The SPECULATE engine and the doctrine for Structured Speculation were co-authored by GPT-3 from OpenAI. But what is GPT-3 and how does it work?
Can Computers REALLY Talk? Or Are They Faking It? from PBS Otherwords does a great job of describing how GPT-3 works. Predicting answers which are likely to answer whatever it’s asked based what it’s learned from ingesting billions of pages of data.
GPT-3 helped to craft the foundational methodology behind the Structured Speculation platform.
The fundamental principle of Structured Speculation is declaring a goal completed in the future, and then examining the conditions that would make that goal real.
With GPT-3 as a research and writing partner, it was possible to say:
I have an idea about a new way the people can come together to collaborate, here’s what I’ve got so far; what do you think? What would make this more clear? What if I wanted to make it more secure?

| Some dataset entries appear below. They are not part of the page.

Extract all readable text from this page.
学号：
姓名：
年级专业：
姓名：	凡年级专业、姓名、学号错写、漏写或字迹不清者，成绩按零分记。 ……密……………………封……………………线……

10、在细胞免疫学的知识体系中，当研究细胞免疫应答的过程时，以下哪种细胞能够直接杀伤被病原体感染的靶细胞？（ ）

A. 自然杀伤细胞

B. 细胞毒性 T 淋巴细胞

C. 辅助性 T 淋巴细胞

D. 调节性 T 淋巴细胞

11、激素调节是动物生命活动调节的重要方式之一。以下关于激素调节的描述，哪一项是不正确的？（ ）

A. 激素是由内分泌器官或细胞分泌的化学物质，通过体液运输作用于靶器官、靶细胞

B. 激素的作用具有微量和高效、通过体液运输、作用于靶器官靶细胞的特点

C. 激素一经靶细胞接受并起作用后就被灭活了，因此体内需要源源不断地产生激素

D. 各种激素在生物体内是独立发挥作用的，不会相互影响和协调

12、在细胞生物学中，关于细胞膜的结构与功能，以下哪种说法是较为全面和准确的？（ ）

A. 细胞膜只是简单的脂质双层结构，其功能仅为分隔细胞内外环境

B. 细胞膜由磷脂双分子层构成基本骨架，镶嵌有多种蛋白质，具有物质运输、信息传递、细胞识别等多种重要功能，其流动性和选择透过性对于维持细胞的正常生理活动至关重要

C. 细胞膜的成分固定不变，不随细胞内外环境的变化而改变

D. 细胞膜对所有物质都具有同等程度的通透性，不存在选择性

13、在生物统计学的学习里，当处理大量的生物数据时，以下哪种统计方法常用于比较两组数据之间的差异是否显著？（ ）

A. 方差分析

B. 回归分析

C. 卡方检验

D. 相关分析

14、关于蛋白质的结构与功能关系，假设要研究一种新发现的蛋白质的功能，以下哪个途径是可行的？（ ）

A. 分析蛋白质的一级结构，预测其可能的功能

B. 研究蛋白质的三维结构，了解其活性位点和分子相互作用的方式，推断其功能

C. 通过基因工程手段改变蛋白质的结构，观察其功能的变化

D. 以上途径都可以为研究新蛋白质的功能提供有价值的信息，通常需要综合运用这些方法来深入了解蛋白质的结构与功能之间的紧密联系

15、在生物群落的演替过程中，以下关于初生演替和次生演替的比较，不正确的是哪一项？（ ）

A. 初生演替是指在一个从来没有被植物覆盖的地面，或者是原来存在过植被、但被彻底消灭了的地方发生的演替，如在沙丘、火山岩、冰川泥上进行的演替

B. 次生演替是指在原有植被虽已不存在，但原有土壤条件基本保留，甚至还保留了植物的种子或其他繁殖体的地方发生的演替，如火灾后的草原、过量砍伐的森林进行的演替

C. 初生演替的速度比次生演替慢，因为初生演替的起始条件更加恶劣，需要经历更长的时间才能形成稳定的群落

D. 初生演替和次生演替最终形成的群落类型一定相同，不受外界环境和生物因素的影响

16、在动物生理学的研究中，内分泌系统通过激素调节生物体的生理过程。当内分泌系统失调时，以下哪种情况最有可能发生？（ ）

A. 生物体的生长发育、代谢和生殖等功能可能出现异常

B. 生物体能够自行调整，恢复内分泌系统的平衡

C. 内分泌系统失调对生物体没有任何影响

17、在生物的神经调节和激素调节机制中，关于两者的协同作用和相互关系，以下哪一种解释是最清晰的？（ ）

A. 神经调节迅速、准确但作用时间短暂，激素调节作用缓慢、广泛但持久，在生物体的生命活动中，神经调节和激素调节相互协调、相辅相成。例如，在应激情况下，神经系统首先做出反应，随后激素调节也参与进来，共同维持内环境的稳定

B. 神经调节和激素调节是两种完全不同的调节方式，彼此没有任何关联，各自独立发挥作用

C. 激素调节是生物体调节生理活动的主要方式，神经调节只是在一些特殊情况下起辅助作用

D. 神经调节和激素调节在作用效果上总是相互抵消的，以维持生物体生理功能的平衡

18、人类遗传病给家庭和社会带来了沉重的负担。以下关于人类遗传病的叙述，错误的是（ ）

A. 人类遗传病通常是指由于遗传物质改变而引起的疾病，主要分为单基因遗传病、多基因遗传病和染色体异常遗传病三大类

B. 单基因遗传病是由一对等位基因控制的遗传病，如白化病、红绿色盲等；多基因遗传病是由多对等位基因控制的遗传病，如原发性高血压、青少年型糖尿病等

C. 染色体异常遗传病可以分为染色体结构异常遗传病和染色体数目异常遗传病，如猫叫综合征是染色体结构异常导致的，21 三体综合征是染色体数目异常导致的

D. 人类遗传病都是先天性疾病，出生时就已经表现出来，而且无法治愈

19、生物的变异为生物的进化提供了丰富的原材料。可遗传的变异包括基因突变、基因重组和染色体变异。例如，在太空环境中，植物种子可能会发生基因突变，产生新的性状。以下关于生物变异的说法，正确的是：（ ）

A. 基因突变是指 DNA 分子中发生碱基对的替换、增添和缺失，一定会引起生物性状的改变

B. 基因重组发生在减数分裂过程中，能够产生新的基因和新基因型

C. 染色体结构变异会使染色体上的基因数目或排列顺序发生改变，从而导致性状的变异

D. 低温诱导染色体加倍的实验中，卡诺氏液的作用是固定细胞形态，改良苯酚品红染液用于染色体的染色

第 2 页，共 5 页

GPT-3 was able to consider everything that we’d written together about Structured Speculation, and infer the answers to my questions based on all of the knowledge it has ingested.
Humans’ ability to reason through complex tasks has long been one of the hallmarks of our species.
In episode three of the brilliant series Mindfield (The Stilwell Brain) Michael Stevens creates a giant model of how the brain processes information – out of hundreds of people from his home town in Ohio who volunteered to be neurons on a football field.
The human brain has 100 billion individual neurons. Working together, they allow humans to make sense of the world around us. With enough neurons, thought and inference about new information becomes possible by working together in a very logical way.
What if we could multiply our intelligence by providing the tools to seamlessly collaborate and attract experts to refine any process imaginable?
Structured Speculation extends what’s possible, allowing any individual with a goal to tap into the collective body of published knowledge and expertise in a scale never before available.